Arthur huffed. Her fate was to receive more scritches and fly better by teleporting around to sneak on people and steal, no, ‘liberate’ their belongings. Especially if those belongings shone. Maybe she could take a vacation from being an adult dragon lady of great importance. Maybe she could take a bath in water that didn't have either salt or leeches in it. For once. Maybe she could get cooked meat.

There was the mind equivalent of a long-suffering sigh.

Fine! Fine!

Arthur closed her eyes and relaxed. Then she closed her nostrils as well because the mole thing was pungent.

“It is called a northern rock mole.”

“Shut up! What are you? A meatologist?”

“Please stop making up strange concepts. Our language is sacred, the most holy of all, capable of conveying pure meaning without the inaccuracies of sound-based communication. The transcendental beauty of exactitude implies—”

“Farts!”

“I give up for now and release you into the clutches of your mother.”
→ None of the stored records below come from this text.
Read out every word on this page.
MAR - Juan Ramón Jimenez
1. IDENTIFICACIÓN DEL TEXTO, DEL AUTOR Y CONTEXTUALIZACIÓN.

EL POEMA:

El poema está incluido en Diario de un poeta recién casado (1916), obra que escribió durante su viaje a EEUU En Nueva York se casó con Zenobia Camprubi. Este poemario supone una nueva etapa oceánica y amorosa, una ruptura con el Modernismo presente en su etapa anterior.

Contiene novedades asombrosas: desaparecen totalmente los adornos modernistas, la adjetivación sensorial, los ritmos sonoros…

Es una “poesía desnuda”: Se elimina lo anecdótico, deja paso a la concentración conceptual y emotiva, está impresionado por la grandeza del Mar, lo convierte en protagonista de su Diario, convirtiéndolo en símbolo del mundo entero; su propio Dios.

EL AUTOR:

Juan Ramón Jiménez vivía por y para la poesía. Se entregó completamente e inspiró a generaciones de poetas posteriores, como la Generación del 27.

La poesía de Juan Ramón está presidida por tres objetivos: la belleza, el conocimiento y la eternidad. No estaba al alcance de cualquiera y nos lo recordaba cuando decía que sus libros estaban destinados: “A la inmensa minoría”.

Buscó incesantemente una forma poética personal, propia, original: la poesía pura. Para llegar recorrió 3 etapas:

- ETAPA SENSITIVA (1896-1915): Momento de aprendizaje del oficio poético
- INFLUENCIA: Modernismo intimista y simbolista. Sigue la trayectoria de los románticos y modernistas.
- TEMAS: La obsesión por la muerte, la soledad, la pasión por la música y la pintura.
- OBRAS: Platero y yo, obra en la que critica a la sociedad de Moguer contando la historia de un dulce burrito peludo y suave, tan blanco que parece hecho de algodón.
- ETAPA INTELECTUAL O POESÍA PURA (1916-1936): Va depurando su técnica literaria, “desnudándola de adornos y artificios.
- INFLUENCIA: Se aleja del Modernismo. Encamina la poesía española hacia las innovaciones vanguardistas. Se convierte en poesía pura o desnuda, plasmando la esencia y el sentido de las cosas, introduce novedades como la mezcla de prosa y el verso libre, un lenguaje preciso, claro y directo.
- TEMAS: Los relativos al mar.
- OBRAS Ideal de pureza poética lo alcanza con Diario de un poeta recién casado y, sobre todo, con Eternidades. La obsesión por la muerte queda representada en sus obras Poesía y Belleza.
Arthur puffed and pawed the ground with small stomps. She recognized that gesture. It meant she was nervous. Something was making her nervous.

Oh, fine then.

Concentration brought up the next level of mana, the one beyond primary elements. Fate weaved around her, pulling her west towards Helock where her mother was. Mother was always cloaked in fate because of what that human god had done but she couldn’t see it. Humans didn’t have that ability. They were just aware that it was a thing and called it luck. Mother’s luck needed her back. It had to be a big fate to be this insistent.

So Arthur was right and her magnificent intellect once more displayed unerring precision. Scritches were indeed her destiny. She would not shy away! A few more bites of mole thing later and she was airborne. It was time to head back!